Active Learning in EMI
Pınar Turan
PhD Thesis
Advisor: Dr. Hale Işık-Güler
(Expected) Date of Completion: January 2027
Sites of practical training in English-medium higher education, such as labs, design studios, and sports halls, where instruction takes place in a fundamentally embodied and multi-semiotic nature, add to the research-supported "problematisation of the English-only approach to EMI policy" (Sahan & Rose, 2021) through the diverse multimodal and heteroglossic interactional practices (Lin, 2015) they involve. While previous EMI research has largely addressed classical classroom settings, this study explores active learning environments (ALE), known for their student-fronted and interactional nature. Such research-led support for a multilingual and multimodal social semiotic view promotes multilingually resourceful pedagogical policies expanding the E in EMI beyond a rigid "code".
The proposed study attempts to fill this gap through its engagement in 55 hours of naturally-occurring EMI classroom data, supported by stimulated-recall interviews with the instructors to advance our emic understanding of the matter. In particular, the study will adopt a transdisciplinary approach by incorporating Multimodal Conversation Analysis (Mondada, 2011, 2018) and Corpus-Assisted Discourse Analysis (Gillings et al., 2023) in order to explore active learning environments such as laboratories, fieldwork modules, design studios, through video-recorded EMI classroom interactional data; while complementing it with video-stimulated recall interviews with instructors to see how instructors, students, and other participants use the conversational space across various task-based instructional contexts in a leading EMI HEI in Turkiye. Preliminary findings indicate that EMI ALEs foster interaction through complex power dynamics where the instructor's authority is shared among co-instructors, guests, assistants, and also students; highlighting the significance of active learning processes in shaping participation frameworks. The analysis also reveals the different multimodal resources instructors use to establish, maintain, and distribute authority, particularly regarding language use, disciplinary knowledge, and task management.

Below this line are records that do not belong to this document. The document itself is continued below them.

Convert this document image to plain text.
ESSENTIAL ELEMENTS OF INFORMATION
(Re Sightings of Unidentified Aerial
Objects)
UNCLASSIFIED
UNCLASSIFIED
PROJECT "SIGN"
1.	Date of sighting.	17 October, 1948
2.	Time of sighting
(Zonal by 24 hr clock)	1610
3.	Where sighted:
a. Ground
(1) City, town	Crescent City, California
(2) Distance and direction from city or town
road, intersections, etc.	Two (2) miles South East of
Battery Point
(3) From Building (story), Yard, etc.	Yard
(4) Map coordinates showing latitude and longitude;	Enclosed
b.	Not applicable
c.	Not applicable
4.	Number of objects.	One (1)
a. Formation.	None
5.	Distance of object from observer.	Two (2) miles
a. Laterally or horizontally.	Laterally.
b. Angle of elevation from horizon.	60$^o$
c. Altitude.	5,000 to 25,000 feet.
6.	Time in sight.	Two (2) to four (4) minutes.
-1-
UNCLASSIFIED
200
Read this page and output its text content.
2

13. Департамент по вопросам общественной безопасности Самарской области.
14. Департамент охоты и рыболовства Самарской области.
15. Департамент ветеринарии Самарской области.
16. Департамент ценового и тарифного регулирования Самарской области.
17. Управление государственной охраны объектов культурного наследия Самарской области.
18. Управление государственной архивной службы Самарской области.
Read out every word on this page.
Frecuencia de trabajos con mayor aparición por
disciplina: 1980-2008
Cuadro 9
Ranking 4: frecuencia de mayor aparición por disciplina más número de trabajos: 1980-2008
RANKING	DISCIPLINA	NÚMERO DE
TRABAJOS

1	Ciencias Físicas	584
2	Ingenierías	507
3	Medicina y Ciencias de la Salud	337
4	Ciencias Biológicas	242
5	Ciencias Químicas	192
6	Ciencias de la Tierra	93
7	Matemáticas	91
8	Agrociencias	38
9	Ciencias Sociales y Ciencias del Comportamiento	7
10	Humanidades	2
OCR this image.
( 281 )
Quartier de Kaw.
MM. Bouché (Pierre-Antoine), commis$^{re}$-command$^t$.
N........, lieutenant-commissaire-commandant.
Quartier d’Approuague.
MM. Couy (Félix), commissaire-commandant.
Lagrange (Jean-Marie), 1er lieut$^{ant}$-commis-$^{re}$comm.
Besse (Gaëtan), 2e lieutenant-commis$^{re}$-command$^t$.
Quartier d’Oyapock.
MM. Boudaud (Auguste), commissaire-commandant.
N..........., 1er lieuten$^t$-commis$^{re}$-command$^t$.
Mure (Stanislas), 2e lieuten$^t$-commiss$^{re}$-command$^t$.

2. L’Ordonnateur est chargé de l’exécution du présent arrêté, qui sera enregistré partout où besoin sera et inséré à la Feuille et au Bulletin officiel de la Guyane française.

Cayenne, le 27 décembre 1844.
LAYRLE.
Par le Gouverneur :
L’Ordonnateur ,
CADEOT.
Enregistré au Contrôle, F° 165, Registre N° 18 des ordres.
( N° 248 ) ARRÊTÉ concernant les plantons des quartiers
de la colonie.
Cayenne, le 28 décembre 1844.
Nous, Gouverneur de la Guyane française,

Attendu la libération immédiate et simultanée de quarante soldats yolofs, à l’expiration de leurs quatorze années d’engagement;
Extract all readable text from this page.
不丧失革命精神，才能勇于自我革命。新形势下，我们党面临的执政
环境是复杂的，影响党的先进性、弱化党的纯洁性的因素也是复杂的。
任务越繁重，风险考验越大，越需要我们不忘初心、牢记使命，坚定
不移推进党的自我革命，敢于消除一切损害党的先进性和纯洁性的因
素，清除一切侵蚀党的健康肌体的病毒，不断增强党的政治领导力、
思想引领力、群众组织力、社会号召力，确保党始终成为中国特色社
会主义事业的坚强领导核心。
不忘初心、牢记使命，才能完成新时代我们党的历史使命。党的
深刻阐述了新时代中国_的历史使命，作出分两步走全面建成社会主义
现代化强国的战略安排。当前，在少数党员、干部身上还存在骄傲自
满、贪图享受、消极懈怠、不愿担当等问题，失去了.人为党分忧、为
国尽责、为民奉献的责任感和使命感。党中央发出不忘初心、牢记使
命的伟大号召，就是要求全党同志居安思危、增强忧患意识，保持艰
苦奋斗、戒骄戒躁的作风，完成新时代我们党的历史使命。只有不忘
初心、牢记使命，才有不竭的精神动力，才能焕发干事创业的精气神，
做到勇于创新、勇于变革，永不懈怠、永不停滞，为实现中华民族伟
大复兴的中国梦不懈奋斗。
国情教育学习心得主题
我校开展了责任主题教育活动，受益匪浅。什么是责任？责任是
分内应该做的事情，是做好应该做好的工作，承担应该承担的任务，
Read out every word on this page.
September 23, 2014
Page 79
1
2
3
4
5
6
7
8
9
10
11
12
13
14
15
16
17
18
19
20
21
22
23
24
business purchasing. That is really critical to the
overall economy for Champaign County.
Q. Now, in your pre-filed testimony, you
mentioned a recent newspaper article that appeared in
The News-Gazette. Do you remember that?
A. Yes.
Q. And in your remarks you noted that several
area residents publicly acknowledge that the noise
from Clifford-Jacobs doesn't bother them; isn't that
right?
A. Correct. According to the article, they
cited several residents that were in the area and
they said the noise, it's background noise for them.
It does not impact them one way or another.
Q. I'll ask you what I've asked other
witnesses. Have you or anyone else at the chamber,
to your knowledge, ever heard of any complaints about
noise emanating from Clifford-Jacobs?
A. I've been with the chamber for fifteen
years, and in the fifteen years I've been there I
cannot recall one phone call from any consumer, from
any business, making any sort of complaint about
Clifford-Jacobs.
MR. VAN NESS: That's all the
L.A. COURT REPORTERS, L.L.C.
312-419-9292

Whether it be a guest in a food science fair tasting the product and telling the points of improvement to a student, or a teaching assistant sharing the duty of orchestrating a task, EMI instructors in the observed ALEs share their deontic primacy with others. Having multiple parties with deontic authority in a classroom affords a unique benefit: EMI students have the opportunity to get one-to-one interactional time with professionals, tailored to improve their learning process, unlike a classical lecture setup, where a student is more likely not to get a single turn of talk.
The policy side of this reality is pronounced in terms of the internationalization efforts of higher education institutions, particularly with regards to university rankings, often including the instructor-per-student ratio as a factor in determining the quality time a student gets to spend with a disciplinary expert. However, the shared authority with disciplinary experts seen in active learning environments highlights the importance of the instructors having the time to engage with students in more meaningful ways. The significance of deontics in the EMI classrooms is also hinted at in a previous study on the instructors' question design in Turkish EMI:
"The roles of the classroom members are not equal, which means that while the lecturers are in power in most of the classrooms, learners do not enjoy keeping control of the patterns of interaction." (Genç & Yüksel, 2021, p.14).
All in all, by situating these interactions within broader institutional and professional discourses, the study contributes to an emerging understanding of how EMI classrooms function as sites of linguistic and disciplinary socialization. This dissertation will discuss the implications concerning EMI as an internationalization policy and EMI as a pedagogy.
References
Genc, E., & Yuksel, D. (2021). Teacher questions in English medium instruction classrooms in a Turkish higher education setting. Linguistics and Education, 66, 100992. https://doi.org/10.1016/j.linged.2021.100992
Gillings, M., Mautner, G., & Baker, P. (2023). Corpus-Assisted Discourse Studies (1st ed.). Cambridge University Press. https://doi.org/10.1017/9781009168144
Lin, Angel M. Y. (2015). "Egalitarian Bi/Multilingualism and Trans-semiotizing in a Global World." In The Handbook of Bilingual and Multilingual Education, edited by Wayne E. Wright, Sovicheth Boun, and Ofelia García, 19–37. West Sussex: Wiley Blackwell.
Mondada, L. (2011). Understanding as an embodied, situated and sequential achievement in interaction. Journal of Pragmatics, 43(2), 542-552. https://doi.org/10.1016/j.pragma.2010.08.019
Mondada, L. (2018). Multiple temporalities of language and body in interaction: Challenges for transcribing multimodality. Research on Language and Social Interaction, 51(1), 85–106.
Sahan, K., & Rose, H. (2021). Problematising the E in EMI: Translanguaging as a Pedagogic Alternative to English-only Hegemony in University Contexts. In English-Medium Instruction and Translanguaging (pp. 1-14). Multilingual Matters.